The attacker must scan the network in some fashion to discover live hosts and later discover hosts susceptible to exploits by scanning
service ports. For instance, the attacker might have aquired some software that could gain root access of hosts offering vulnerable
imap servers. Chances are good that he would scan the network for any host listening on the imap port. After discovering those, the
attacker might try to execute the imap exploit code on hosts running imap.
(See: Northcutt, et.al: page 79.)
Question 8. What ports were found open on our honeypot?
As shown by the analysis, the following ports were open on the honeypot:ssh (22)
Bonus Question. What operating system was the attacker using?

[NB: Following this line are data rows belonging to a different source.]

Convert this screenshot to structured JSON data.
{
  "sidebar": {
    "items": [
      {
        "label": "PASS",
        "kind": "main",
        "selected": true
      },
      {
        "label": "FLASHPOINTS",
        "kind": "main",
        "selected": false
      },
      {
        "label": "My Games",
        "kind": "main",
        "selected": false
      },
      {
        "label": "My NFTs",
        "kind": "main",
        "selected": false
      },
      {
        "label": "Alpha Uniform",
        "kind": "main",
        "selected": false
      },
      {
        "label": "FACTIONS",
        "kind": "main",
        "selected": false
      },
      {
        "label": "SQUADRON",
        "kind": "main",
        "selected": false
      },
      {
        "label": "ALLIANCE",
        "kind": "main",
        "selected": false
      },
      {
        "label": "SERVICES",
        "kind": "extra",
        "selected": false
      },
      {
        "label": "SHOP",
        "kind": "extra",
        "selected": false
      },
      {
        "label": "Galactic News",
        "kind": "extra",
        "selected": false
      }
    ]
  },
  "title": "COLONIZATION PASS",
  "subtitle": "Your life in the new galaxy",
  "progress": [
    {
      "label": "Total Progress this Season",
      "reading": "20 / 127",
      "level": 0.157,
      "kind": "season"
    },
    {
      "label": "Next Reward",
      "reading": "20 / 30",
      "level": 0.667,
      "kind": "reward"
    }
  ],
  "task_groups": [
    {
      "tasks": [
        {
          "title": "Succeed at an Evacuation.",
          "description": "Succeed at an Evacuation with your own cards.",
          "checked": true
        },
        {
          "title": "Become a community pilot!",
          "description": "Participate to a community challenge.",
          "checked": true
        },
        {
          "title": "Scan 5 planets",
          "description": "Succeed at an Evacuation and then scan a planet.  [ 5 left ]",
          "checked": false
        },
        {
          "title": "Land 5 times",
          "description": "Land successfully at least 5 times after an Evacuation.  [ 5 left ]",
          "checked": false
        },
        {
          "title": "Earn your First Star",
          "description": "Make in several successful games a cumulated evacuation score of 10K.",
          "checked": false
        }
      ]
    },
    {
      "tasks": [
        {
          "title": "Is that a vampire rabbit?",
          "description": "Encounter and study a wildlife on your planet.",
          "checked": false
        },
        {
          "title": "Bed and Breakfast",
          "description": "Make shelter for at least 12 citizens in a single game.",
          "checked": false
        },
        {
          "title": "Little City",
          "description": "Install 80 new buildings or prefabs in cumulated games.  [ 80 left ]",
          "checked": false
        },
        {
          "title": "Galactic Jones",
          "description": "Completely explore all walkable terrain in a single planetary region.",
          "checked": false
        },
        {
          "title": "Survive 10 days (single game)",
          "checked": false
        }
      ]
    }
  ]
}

That's a really difficult question. The only information is the binary file, that the Project provided. To reveal the attacker's operating system, we depend on passive fingerprinting as explained in Chapter 7 of "Know your Enemy". The database of signatures provided by this book didn't help me. But I found a paper of Lance Spitzner mentioning a tool for passive fingerprinting, called p0f.
I quickly installed it from the FreeBSD ports tree and gave it the binary to eat. After a few seconds, it spit out:
192.168.0.9 [1 hops]: Linux 2.4.2 - 2.4.14 (1).
The attacker was running a Linux distribution with a kernel between version 2.4.2 and 2.4.14.